À l’approche de l’été, de nombreux Français pourraient renoncer à faire leurs valises. D’après une enquête réalisée par Ipsos pour le Secours populaire et publiée vendredi 12 juin, plus d’un quart des adultes interrogés ne prévoient aucun séjour d’au moins quatre nuits hors de leur domicile durant la période estivale.
À l’inverse, une majorité des personnes sondées affirme avoir l’intention de partir : 61 % évoquent un départ probable ou certain, tandis que 12 % restent encore indécises.
Pour celles et ceux qui resteront chez eux, la question financière domine largement. Parmi les personnes renonçant aux vacances, 61 % invoquent un manque de moyens économiques, loin devant les motifs liés à la santé, à la vie familiale ou aux contraintes professionnelles.
Le constat inquiète le Secours populaire, qui profite du 90e anniversaire des congés payés instaurés en 1936 pour rappeler que l’accès aux vacances demeure profondément inégalitaire. L’association estime que ce droit reste encore inaccessible à des millions de personnes.
Des vacances jugées essentielles
Malgré ces renoncements, les vacances continuent d’être perçues comme importantes, voire indispensables, par une très large majorité des Français. Plus de huit personnes sur dix considèrent qu’elles jouent un rôle clé pour le bien-être physique et mental, l’équilibre personnel ou encore la vie de couple.

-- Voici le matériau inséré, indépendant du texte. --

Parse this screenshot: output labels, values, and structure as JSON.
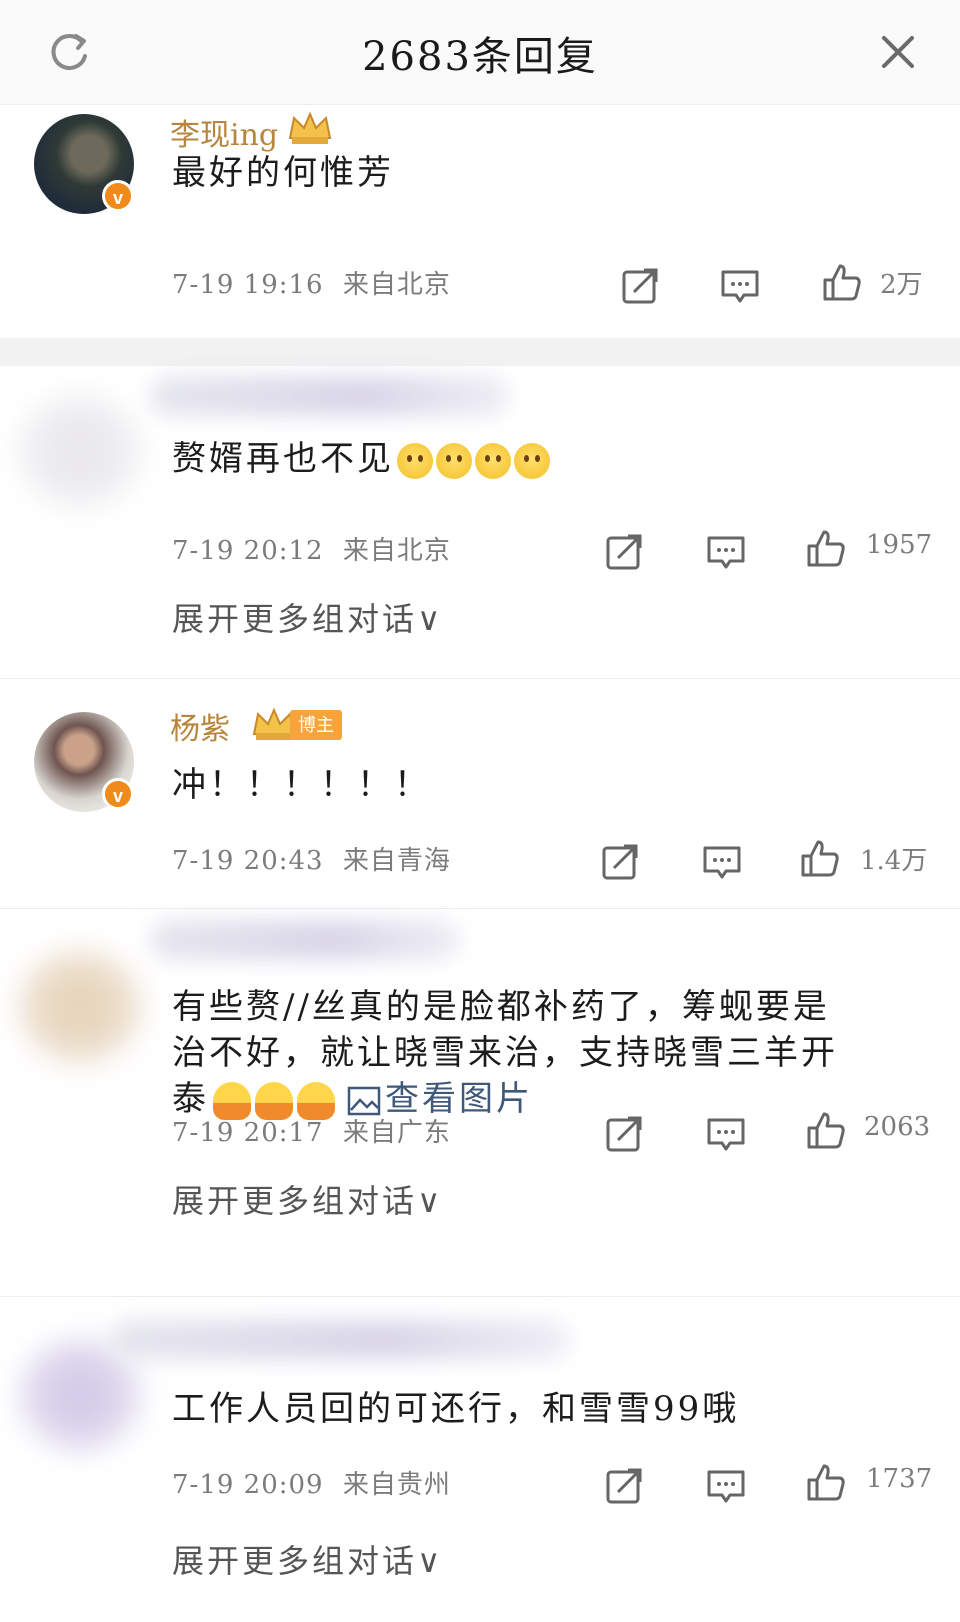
{
  "header": {
    "title": "2683条回复"
  },
  "comments": [
    {
      "username": "李现ing",
      "text": "最好的何惟芳",
      "time": "7-19 19:16",
      "location": "来自北京",
      "likes": "2万"
    },
    {
      "username": "",
      "text": "赘婿再也不见",
      "time": "7-19 20:12",
      "location": "来自北京",
      "likes": "1957",
      "expand": "展开更多组对话∨"
    },
    {
      "username": "杨紫",
      "tag": "博主",
      "text": "冲！！！！！！",
      "time": "7-19 20:43",
      "location": "来自青海",
      "likes": "1.4万"
    },
    {
      "username": "",
      "text_line1": "有些赘//丝真的是脸都补药了，筹蚬要是",
      "text_line2": "治不好，就让晓雪来治，支持晓雪三羊开",
      "text_line3": "泰",
      "image_link": "查看图片",
      "time": "7-19 20:17",
      "location": "来自广东",
      "likes": "2063",
      "expand": "展开更多组对话∨"
    },
    {
      "username": "",
      "text": "工作人员回的可还行，和雪雪99哦",
      "time": "7-19 20:09",
      "location": "来自贵州",
      "likes": "1737",
      "expand": "展开更多组对话∨"
    }
  ]
}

Les répondants soulignent aussi leur importance pour les enfants, tant pour le repos que pour l’ouverture culturelle ou les souvenirs familiaux.
Le non-départ en vacances reste un phénomène bien installé. Selon le sociologue Bertrand Réau, environ quatre Français sur dix ne partent pas au cours d’une année, une tendance relativement stable depuis plusieurs décennies.

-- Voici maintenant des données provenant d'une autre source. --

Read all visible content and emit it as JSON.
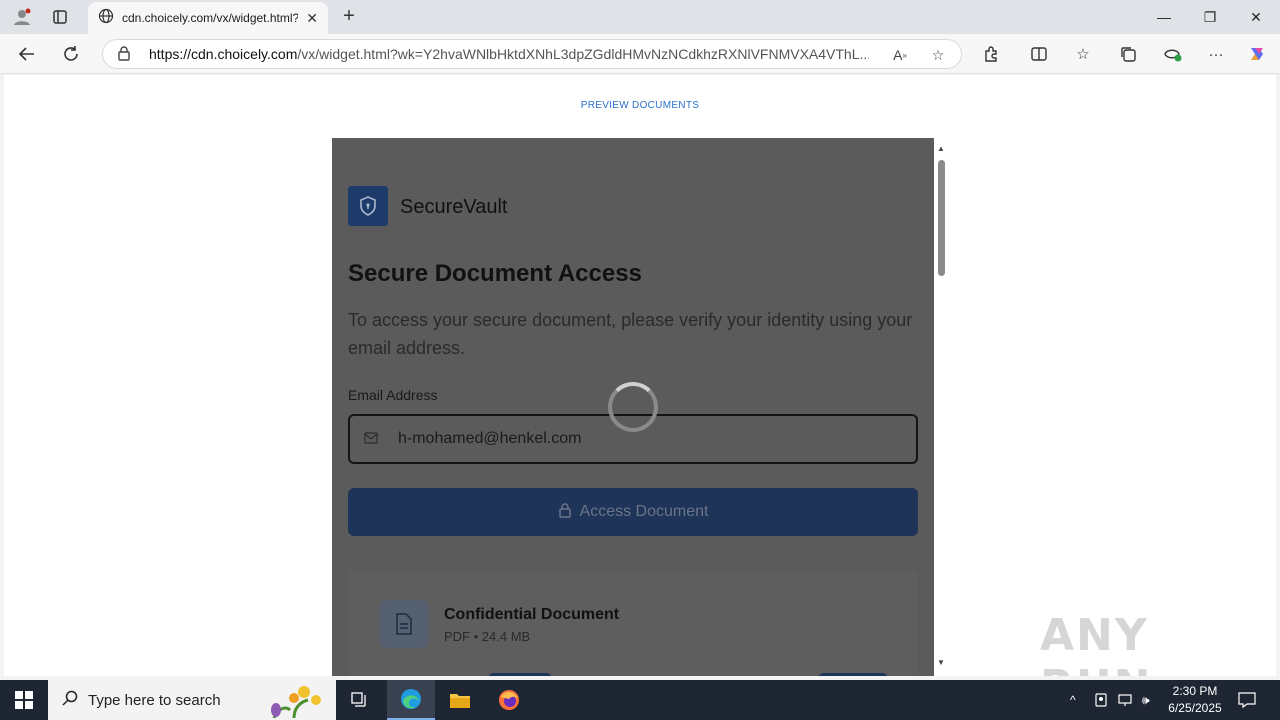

Les inégalités sociales restent marquées : les ménages les plus favorisés voyagent davantage et plus loin. Les familles de cadres partiraient notamment plusieurs fois plus souvent que celles issues des catégories populaires, particulièrement à l’étranger.
L’étude a été menée en ligne entre fin avril et début mai 2026 auprès d’un échantillon représentatif de 1 000 adultes vivant en France.